While the two ministers were not expected to have a formal meeting, the Pentagon said they “spoke briefly” at the opening dinner of the forum, which is held by the International Institute for Strategic Studies. “The two leaders shook hands, but did not have a substantive exchange,” the Pentagon said.
BRICS meet with ‘friends’ seeking closer ties amid push to expand bloc
Senior officials from over a dozen countries including Saudi Arabia and Iran were in talks on closer links with the BRICS bloc of major emerging economies as it met to deepen ties and position itself as a counterweight to the West, informs Reuters.
BRICS, which now consists of Brazil, Russia, India, China and South Africa, is considering expanding its membership, and a growing number of countries, mostly from the global South, have expressed interest in joining.
Once viewed as a loose association of disparate emerging economies, BRICS has in recent years taken more concrete shape, driven initially by China and, since the start of the Ukraine war in February 2022, with added impetus from Russia.
In remarks opening Friday’s discussions, host South Africa’s Foreign Minister Naledi Pandor spoke of the bloc as a champion of the developing world, which she said was abandoned by wealthy states and global institutions during the COVID-19 pandemic.
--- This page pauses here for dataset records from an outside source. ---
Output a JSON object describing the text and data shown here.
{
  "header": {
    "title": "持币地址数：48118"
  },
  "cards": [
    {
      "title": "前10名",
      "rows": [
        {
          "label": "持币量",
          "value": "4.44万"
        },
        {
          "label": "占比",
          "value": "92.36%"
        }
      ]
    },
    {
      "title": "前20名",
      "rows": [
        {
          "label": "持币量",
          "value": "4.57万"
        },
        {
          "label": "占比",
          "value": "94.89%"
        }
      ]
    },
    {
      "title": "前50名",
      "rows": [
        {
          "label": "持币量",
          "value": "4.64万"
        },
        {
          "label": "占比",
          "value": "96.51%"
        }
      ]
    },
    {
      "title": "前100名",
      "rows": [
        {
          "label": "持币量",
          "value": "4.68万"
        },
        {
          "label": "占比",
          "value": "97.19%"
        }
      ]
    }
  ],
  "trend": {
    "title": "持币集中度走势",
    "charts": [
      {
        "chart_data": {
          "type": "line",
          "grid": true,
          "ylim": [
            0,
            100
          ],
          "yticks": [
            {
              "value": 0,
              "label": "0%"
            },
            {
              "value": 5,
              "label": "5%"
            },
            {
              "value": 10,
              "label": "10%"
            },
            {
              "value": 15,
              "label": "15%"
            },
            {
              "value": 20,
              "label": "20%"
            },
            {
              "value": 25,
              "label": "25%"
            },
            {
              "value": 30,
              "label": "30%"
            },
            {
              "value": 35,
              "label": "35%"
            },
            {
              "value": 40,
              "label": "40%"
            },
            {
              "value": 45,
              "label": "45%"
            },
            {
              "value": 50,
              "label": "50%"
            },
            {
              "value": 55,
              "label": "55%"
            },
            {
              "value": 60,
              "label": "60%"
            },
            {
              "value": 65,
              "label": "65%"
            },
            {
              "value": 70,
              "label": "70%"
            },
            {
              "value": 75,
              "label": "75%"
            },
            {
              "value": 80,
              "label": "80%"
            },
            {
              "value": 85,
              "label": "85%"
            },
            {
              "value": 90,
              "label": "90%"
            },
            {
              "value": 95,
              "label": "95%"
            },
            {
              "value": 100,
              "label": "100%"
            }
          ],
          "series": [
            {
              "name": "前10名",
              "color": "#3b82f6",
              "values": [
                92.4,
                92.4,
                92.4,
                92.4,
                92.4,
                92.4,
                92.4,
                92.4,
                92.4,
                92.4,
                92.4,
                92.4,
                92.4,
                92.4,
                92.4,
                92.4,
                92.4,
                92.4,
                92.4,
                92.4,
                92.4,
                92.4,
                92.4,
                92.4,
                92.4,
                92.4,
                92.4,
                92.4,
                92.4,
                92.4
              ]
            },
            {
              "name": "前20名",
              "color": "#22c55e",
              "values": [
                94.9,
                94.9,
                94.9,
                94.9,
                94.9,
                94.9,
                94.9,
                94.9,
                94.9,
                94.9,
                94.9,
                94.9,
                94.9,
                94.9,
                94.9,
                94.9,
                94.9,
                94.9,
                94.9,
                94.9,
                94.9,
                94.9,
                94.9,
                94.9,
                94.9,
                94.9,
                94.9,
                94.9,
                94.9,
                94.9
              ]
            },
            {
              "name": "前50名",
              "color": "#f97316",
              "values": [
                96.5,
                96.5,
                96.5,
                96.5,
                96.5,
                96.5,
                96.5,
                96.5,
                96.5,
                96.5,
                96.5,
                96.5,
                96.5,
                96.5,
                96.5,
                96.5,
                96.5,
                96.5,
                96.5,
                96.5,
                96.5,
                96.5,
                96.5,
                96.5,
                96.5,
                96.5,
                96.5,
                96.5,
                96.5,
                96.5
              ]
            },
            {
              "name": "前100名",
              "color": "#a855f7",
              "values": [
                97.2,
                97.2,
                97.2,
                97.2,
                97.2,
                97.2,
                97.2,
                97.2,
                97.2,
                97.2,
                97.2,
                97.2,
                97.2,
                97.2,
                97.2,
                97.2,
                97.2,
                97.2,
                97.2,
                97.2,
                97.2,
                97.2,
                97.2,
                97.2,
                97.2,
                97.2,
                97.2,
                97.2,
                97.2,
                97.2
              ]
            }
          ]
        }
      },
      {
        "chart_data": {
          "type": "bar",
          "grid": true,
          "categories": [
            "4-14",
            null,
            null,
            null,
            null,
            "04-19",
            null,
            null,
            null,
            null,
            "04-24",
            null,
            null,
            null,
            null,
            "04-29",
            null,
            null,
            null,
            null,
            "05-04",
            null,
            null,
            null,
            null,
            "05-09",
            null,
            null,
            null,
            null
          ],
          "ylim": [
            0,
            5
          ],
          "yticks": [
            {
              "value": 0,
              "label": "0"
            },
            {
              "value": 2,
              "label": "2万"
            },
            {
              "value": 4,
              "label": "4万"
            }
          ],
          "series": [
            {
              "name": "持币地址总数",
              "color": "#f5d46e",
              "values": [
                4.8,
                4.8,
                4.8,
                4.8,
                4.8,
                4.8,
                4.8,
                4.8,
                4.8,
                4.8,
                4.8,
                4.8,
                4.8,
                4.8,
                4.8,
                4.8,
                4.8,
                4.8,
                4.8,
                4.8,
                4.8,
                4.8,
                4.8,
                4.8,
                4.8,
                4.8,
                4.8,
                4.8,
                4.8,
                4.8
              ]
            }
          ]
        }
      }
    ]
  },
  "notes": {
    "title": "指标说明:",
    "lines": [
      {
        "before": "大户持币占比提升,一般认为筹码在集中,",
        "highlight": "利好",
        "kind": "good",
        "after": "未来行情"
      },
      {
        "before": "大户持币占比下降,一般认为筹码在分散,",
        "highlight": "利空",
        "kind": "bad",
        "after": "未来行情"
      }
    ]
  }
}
“The world has faltered in cooperation. Developed countries have never met their commitments to the developing world and are trying to shift all responsibility to the global South,” Pandor said.
Iran, Saudi Arabia, the United Arab Emirates, Cuba, Democratic Republic of Congo, Comoros, Gabon, and Kazakhstan all sent representatives to Cape Town for so-called “Friends of BRICS” talks, an official programme showed.
Egypt, Argentina, Bangladesh, Guinea-Bissau and Indonesia were participating virtually.
BRICS heavyweight China said last year it wanted the bloc to launch a process to admit new members. And other members have pointed to countries they would like to see join the club.
“BRICS is a history of success,” Brazilian Foreign Minister Mauro Vieira said. “The group is also a brand and an asset, so we have to take care of it.”
Indian Foreign Minister Subrahmanyam Jaishankar said talks had included deliberations on the guiding principles, standards, criteria and procedures of what an expanded BRICS bloc would look like.
South Africa’s Pandor said the foreign ministers were aiming to complete work on a framework for admitting new members before BRICS leaders meet at a summit in Johannesburg in August.